It is said that the exclusion has sometimes even extended to murder-that in parts of this country a white man may kill a black one, if not with impunity, at least with a good chance of escaping the penalty which the agreement imposes. That's deplorable, and I don't blame black men for resenting it. But how do you propose to change it?"

He turned a hand over. "I'll skip a little. But if you shield him because he is your color there is a great deal to say. You are rendering your race a serious disservice. You are helping to perpetuate and aggravate the very exclusions which you justly resent. The ideal human agreement is one in which distinctions of race and color and religion are totally disregarded; anyone helping to preserve those distinctions is postponing that ideal; and you are certainly helping to preserve them. If in a question of murder you permit your action to be influenced…"

He went on, but I wasn't listening. My eyes were at him, but I wasn't seeing him. I was seeing a small room in the Upshur Pavilion at Kanawha Spa, West Virginia, as it had been late one night many years ago. Wolfe was on a chair not big enough for his seventh of a ton, facing an audience of fourteen colored men, cooks and waiters, seated on the floor.
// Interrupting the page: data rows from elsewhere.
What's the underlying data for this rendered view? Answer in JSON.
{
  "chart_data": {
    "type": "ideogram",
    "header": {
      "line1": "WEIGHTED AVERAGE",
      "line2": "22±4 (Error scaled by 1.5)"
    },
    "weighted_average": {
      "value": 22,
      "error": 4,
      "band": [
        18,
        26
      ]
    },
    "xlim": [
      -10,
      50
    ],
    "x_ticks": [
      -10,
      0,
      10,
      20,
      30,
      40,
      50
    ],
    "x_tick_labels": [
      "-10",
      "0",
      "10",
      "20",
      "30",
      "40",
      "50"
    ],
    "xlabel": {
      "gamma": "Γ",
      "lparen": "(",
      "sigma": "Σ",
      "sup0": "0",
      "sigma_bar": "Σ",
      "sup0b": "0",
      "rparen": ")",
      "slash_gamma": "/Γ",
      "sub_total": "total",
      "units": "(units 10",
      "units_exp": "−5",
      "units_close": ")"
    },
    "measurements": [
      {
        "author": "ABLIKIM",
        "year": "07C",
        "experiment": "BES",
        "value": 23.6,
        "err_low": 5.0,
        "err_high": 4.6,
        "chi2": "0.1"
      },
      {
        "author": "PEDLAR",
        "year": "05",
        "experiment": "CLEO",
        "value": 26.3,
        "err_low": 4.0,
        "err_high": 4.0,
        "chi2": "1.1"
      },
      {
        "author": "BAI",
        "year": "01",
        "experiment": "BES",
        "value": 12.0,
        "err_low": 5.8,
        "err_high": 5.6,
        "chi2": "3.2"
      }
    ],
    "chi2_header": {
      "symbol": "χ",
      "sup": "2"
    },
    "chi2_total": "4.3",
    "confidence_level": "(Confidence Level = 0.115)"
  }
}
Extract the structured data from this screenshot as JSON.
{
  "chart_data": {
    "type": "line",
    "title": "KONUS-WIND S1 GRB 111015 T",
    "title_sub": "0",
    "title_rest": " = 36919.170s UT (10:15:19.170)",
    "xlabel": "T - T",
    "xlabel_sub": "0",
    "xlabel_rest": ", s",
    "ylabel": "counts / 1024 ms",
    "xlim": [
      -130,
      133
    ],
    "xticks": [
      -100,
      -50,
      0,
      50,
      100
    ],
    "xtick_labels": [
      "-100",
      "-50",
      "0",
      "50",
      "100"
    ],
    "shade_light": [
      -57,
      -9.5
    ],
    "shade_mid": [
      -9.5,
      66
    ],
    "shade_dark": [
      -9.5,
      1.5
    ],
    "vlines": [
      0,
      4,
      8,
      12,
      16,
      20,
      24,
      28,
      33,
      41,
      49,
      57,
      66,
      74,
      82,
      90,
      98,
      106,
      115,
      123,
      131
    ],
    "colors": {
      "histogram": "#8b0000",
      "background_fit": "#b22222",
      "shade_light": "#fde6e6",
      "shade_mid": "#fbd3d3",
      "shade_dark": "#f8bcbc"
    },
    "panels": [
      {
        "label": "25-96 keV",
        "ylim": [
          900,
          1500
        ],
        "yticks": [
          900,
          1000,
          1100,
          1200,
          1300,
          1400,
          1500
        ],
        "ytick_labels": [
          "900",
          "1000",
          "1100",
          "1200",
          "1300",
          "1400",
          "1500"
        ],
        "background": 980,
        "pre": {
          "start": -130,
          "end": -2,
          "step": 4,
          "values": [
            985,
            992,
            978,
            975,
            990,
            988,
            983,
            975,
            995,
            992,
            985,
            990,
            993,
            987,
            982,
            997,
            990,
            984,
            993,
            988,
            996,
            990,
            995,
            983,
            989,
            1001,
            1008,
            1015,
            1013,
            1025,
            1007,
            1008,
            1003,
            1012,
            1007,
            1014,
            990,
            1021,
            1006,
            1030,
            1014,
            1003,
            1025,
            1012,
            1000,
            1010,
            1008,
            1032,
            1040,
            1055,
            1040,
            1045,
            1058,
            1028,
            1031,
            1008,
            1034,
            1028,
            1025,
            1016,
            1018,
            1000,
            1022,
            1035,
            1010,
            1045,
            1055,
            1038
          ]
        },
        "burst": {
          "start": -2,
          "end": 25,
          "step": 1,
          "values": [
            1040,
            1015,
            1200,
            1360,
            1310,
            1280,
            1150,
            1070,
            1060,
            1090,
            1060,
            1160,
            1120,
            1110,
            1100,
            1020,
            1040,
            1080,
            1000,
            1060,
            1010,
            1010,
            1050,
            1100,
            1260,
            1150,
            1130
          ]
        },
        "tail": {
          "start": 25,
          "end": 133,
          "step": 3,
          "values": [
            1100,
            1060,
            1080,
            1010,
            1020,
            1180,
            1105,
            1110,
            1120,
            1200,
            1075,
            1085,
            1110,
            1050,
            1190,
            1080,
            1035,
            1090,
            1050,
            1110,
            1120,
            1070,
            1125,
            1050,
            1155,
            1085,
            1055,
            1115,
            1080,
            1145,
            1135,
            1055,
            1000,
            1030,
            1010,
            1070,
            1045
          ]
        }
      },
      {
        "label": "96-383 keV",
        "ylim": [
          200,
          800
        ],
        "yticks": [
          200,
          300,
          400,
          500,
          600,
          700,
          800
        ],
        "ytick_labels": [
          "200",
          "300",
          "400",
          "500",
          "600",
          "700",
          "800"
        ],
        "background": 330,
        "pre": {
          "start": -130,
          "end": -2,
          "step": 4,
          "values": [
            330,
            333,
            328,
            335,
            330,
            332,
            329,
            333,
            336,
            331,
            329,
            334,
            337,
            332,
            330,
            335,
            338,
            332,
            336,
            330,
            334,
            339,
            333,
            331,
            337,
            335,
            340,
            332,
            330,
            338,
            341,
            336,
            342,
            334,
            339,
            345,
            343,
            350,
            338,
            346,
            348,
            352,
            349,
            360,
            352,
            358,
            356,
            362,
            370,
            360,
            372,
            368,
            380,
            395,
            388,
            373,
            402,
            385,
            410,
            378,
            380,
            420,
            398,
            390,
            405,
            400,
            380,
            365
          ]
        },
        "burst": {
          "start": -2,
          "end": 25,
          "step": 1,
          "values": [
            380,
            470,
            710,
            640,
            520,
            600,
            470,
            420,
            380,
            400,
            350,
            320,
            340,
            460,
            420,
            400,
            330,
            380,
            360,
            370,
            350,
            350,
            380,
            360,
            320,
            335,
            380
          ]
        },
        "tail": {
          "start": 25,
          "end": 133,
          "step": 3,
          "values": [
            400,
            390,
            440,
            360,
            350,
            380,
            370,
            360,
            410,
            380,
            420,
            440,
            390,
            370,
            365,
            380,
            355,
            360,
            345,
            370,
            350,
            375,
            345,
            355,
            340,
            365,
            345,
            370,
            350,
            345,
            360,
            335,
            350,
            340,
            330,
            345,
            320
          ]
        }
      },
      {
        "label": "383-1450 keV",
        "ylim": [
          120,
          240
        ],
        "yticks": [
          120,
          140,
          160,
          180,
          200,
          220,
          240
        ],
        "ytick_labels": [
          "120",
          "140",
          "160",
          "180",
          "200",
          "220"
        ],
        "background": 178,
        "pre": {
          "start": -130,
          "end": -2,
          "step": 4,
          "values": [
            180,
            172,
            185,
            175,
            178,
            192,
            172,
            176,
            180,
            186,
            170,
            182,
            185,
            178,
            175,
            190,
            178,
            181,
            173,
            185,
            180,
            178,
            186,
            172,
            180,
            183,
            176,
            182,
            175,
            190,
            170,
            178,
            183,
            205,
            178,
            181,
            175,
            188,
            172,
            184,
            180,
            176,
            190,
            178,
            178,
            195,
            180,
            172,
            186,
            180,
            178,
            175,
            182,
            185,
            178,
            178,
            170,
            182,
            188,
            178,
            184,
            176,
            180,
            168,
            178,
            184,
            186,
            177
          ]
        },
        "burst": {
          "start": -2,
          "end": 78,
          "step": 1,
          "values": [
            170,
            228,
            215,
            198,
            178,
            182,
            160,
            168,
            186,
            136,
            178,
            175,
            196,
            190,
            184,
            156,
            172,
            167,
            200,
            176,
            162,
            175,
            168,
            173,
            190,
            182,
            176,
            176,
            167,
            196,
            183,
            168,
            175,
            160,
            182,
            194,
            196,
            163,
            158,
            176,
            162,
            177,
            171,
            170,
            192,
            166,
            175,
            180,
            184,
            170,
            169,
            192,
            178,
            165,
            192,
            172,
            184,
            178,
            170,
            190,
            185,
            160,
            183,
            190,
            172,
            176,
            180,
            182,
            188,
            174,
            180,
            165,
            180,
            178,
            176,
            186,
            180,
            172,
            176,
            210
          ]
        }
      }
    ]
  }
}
He knew, and so did I, that one of them had a vital piece of information regarding a murder, and for two hours he had been trying to find out which one, with no success. Around two a.m. he tried another angle and made a long speech, and that did it. It loosened up a twenty-one-year-old college boy, Howard University, named Paul Whipple, and he blurted it out. And the man in the red leather chair was delivering, word for word, parts of the speech Wolfe had made that long-ago night.